It's all about...popular girls...rec rooms...summers at the lake...dates with wealthy, thrill-crazy boys...black-market antiques...small town political corruption...and finding your true path in life. The Paris Hat considers the sometimes frothy, sometimes serious world of novels for teenage girls from the 1950s and 60s.

Friday, February 5, 2010

Don't Mess With Candy

Title: Say Hello, Candy
Author: Bianca Bradbury
Publisher: Coward McCann, 1961
Jacket Artist: Paul Frame
Setting: Carlisle, Maine
Provenance: Formerly the propery of the Jessie E. McCuffy Memorial Library, Dixon, Missouri
Fun: sulky teens; fake antiques; summer people vs. townies

Quote: "You've changed, Funny-face.
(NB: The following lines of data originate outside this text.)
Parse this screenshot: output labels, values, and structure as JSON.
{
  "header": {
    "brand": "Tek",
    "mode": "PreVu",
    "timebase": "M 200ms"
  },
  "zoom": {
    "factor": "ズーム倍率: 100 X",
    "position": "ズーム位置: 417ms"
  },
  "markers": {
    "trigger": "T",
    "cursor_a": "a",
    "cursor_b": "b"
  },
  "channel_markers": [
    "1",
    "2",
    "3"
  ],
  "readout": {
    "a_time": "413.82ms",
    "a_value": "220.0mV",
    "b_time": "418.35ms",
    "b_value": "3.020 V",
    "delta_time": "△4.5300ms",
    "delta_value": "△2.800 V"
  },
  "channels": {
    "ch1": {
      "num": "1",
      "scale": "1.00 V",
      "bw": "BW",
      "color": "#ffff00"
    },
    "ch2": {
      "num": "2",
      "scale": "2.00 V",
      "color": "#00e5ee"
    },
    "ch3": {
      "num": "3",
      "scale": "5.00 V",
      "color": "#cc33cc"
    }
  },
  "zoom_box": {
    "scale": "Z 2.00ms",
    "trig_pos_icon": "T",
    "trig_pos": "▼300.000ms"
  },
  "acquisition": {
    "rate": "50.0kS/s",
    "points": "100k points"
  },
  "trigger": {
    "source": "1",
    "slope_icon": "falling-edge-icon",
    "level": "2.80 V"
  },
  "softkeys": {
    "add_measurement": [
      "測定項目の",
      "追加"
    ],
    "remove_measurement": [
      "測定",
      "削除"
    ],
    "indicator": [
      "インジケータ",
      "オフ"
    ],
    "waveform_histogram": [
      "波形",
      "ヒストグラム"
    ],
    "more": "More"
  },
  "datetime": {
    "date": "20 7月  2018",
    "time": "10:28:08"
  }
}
Do you know that?"
"How?" she asked.
"You're still as gorgeous as ever. I think you're the best-looking female woman I know. But you're more serious. I don't know, I look at you and I think, wheels are turning inside her head. You never used to have wheels inside your head. You were just my girl, an awful sweet, empty-headed doll."

The jacket illustration is striking, isn't it? I have it on my Flickr photostream and it gets far more hits than the other illustrations in the set. Although something about Candy's hair irritates me every time I look at it.

Say Hello, Candy starts with a serious situation. Candy Andrews' father has been paralyzed in a car accident. In 1961 this relegates him to the status of a cripple -- unable to go back to work or even navigate much of the outside world (in one scene he has to eat in his hotel room because the restaurant can't accomodate him.) Nevertheless, as a parental figure in a teen novel, he is not bitter. Since their income is gone, Candy's family moves from the pleasant suburbs of Long Island to Carlisle, Maine, her father's hometown, where they had formerly summered. They hope to settle in as permanent residents, with Candy's mother supporting the family by selling antiques. The drama of the book is provided by Candy's slow adjustment to this disaster. She knows she ought to be cheerful and helpful to her mother, but she just can't force herself to feel grateful and count her blessings:

Older people think that if they can put things in words then that takes care of everything. Her parents acted as though they were resigned to any blows fate handed out to them. I'm not going to give in, she thought, lying stiff and rebellious. I'm not going to sit around waiting for the night to come so the day will end. I'm going to fight! My life's not over!

Carlisle is so remote it doesn't even have television, and the only people Candy knows there are the "summer people." The story progresses in an episodic fashion. Candy helps her mother stock the antique store and then works behind the counter, sometimes enjoying it and sometimes resenting it. She has a confusing number of romantic encounters with both town and summer boys, all of whom seem to surface and vanish without much significance. She almost cheats a woman who buys a fake antique chest, but at the last moment feels remorse. She quarrels with her mother and makes up. Even on page 175, Candy is still whispering "I hate them, I hate them" as the summer people drive by in their cars, laughing carelessly (is there any other way to laugh?) And then miraculously, in the next and last chapter, she's fully accepted life in Carlisle and steady friendship/romance with a town boy.
Never mind the ending. The most powerful part of Say Hello, Candy, is Candy's discontent, a lightning rod that runs through the book, dominating it as she dominates the cover.